Du guide pratique d’entretien d’hiver des années 1970 jusqu’à aujourd’hui, la Direction de l’Estrie du ministère des Transports a mis en place un ensemble de solutions visant à optimiser la capacité d’intervention des équipes d’entretien en conciliant les objectifs de développement durable avec ses obligations découlant de la mission du Ministère à l’égard de la sécurité et de la fluidité du réseau routier. Dès le premier projet, les gestionnaires impliqués ont mis en évidence les gains résultant d’une telle démarche dont :

  • Diminution importante des coûts par un partage optimal des responsabilités et du risque avec ses fournisseurs de service;
  • Meilleure synchronisation des opérations de déneigement et de déglaçage;
  • Optimisation des circuits en fonction des conditions historiques d’intervention;
  • Concentration des interventions aux endroits stratégiques et au moment opportun (concept juste à temps, juste assez);
  • Pratiques plus respectueuses de l’environnement grâce à une utilisation plus efficace des sels de voirie et à la mise en place de nouvelles pratiques (sel préhumidifié, antigivrage).

En plus des gains énoncés ci-dessus, ces projets permettront de relever trois principaux défis du plan stratégique du Ministère, soit :

  1. Consolider les réseaux existants en réponse aux enjeux que constituent la sécurité des usagers et la pérennité des infrastructures de transport;
  2. Optimiser les systèmes de transport en réponse aux enjeux que constitue la desserte des régions et des marchés ainsi que la mobilité en milieu urbain dans un contexte de développement durable;
  3. Moderniser le Ministère pour le rendre plus apte à offrir des services de qualité au meilleur coût.

Ainsi, les connaissances de l’état du réseau routier jumelées aux efforts consentis pour assurer la sécurité et la fluidité offrent une nouvelle source d’informations d’aide à la décision pour les gestionnaires responsables de l’exploitation du réseau routier. Cette façon de faire leur permet de consolider, d’optimiser et de moderniser les modes de gestion dans une perspective de développement durable. Dans le cadre de ces projets, trois principales cibles ont été retenues par les gestionnaires « T O P », soit :

Traçabilité
Optimisation
Prospection

De ces nouveaux modes de gestion résulte une gouvernance en région compétente et innovatrice avec des indicateurs favorisant un meilleur contrôle budgétaire et une gestion efficiente des sels de voirie. L’actualisation de cette nouvelle philosophie de gestion a permis de faire face à ces enjeux au cours de cette année. Des défis organisationnels importants ont été ainsi relevés par ce virage vers la modernité.
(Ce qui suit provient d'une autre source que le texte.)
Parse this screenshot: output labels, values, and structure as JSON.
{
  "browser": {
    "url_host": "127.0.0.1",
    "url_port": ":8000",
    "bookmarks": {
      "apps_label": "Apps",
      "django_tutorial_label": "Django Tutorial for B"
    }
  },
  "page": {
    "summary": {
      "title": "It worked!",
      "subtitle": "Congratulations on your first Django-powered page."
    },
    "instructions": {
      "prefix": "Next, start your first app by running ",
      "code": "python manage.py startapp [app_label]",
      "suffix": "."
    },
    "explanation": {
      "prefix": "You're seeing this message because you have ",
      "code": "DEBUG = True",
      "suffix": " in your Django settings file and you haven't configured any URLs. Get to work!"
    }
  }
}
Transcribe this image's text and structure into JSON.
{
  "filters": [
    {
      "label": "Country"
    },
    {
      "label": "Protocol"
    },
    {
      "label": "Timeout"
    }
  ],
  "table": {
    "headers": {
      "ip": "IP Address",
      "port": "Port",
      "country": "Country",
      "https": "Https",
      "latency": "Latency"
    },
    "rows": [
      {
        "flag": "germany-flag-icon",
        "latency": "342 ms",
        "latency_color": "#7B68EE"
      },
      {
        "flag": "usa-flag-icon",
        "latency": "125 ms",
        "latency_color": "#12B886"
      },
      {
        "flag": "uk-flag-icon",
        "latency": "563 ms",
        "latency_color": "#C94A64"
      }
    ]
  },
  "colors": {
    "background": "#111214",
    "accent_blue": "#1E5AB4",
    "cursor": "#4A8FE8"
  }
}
Résumé des biens livrables réalisés

Traçabilité

Télémétrie véhiculaire

Afin de favoriser la connaissance du processus de déploiement du parc de véhicules et des opérations requises pour atteindre les niveaux de services prescrits par les normes en vigueur. Le projet de communication véhiculaire de données intègre une architecture technologique conforme aux orientations des architectures des STI. Cette technologie de pointe possède des caractéristiques techniques de robustesse pour résister aux conditions du milieu opérationnel telles que la vibration, l’humidité, les variations climatiques et la corrosion. À aucun moment, la concentration du conducteur n’est sollicitée pour l’utilisation de cette technologie.

La technologie ainsi déployée (voir image plus bas) détecte et positionne en temps réel le début et la fin de chacune des activités de grattage, d’épandage incluant le surdosage « blasts », ainsi que le taux de pose des matériaux réellement appliqué sur la route.

Ces données, incluant la position du véhicule, sont transmises directement au Centre intégré de monitoring (CIM) toutes les 30 secondes.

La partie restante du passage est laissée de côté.